松平容保の助命に領民奔走 「戊辰と明治」シンポ、史料紹介し再考

さまざまな視点で戊辰戦争を再考したシンポジウム

戊辰150年を機に「戊辰と明治」について考えるシンポジウムが12日、会津若松市で開かれた。西軍側の史料で「開城後、領民は旧会津藩主松平容保(かたもり)に背を向けて冷ややかだった」とされてきたことを覆す内容の史料が紹介され、来場者が熱心に耳を傾けた。

シンポジウムは同市の郷土史家ら有志による会津戊辰戦争150周年事業実行委員会(阿部隆一会長)の主催。パネル討論では戊辰戦争後の1868(明治元)年11月に会津から上京した10人の村の世話役「肝煎(きもいり)」が手分けをして阿波徳島、肥後熊本、長州、久留米、土佐各藩などに藩主の助命嘆願をするため奔走した史料などが紹介された。

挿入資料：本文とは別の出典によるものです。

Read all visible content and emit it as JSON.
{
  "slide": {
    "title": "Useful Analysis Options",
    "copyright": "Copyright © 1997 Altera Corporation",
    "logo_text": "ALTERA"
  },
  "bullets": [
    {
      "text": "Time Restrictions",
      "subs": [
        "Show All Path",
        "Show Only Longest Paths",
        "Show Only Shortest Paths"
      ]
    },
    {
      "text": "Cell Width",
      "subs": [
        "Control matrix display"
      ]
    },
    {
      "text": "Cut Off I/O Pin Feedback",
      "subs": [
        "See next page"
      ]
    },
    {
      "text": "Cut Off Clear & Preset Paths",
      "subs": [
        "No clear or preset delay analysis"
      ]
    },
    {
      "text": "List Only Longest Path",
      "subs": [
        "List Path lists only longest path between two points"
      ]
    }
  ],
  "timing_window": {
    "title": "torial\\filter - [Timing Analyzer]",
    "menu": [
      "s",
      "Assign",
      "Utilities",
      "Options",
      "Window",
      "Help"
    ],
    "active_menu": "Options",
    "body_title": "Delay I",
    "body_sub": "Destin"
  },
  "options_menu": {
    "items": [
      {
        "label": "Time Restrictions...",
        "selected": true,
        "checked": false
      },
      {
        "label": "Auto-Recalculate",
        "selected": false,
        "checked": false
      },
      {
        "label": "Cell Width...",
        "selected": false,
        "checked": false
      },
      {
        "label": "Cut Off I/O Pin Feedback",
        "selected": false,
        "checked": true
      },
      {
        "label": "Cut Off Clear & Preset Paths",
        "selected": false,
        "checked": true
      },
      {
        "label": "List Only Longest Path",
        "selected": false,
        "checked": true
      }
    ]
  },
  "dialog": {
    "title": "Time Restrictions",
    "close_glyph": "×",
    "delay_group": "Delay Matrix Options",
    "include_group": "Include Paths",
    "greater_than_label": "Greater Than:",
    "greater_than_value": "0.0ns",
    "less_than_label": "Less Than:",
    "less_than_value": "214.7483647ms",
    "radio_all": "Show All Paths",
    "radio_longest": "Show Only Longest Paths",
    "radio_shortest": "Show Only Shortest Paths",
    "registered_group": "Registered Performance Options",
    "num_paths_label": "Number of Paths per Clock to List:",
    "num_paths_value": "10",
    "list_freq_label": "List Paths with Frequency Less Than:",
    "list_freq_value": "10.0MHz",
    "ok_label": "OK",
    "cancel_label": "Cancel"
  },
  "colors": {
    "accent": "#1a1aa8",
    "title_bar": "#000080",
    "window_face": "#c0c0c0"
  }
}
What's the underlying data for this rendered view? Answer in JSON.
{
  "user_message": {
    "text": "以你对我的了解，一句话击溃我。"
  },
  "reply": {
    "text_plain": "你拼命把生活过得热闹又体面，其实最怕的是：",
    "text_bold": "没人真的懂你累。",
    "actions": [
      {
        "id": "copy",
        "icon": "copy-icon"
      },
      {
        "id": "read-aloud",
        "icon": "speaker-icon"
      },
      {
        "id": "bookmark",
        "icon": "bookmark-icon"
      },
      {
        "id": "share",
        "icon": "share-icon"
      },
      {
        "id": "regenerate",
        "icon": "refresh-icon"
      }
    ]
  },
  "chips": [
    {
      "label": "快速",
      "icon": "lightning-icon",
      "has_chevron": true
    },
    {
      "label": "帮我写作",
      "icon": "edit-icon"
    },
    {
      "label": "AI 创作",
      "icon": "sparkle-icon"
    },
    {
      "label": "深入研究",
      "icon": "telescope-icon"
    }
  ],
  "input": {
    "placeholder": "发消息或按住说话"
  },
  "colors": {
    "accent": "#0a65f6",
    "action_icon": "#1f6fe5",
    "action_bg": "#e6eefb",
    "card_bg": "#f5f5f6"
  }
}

進行役を務めた会津幕末史研究会の簗田直幸さんは「領民は平和を願っていた。望んでいない戊辰戦争に巻き込まれ、兵火で村落が焼失したが、藩主を冷ややかな目で見るようなことはなかったはず」と述べた。

助言者の落合弘樹明治大文学部教授(明治維新史学会理事)は「明治政府が政府に都合のいい声だけを拾い集めて歴史をつくり上げた点は否定できない。肝煎が命懸けで藩主の助命嘆願をしていたとすれば、会津の歴史を考える上で非常に興味深い」と語った。

老幼婦女子の戦闘にも目を向け、会津の歴史研究をさらに発展させる必要性なども指摘された。

パネル討論に先立って、歴史研究会の大塚セイ子さんが「戊辰戦争後の塩川の役割」、熱海史談会の佐藤秀雄さんが「石筵(いしむしろ)村のできごとについて」をテーマにそれぞれ語った。また、簗田さんが「兵火による村落の焼失について」と題して発表し、幕末史を見直す会の鈴木ひろみさんが「籠城を戦い抜いた婦女子の心の支え」を題に、照姫についての研究成果を発表した。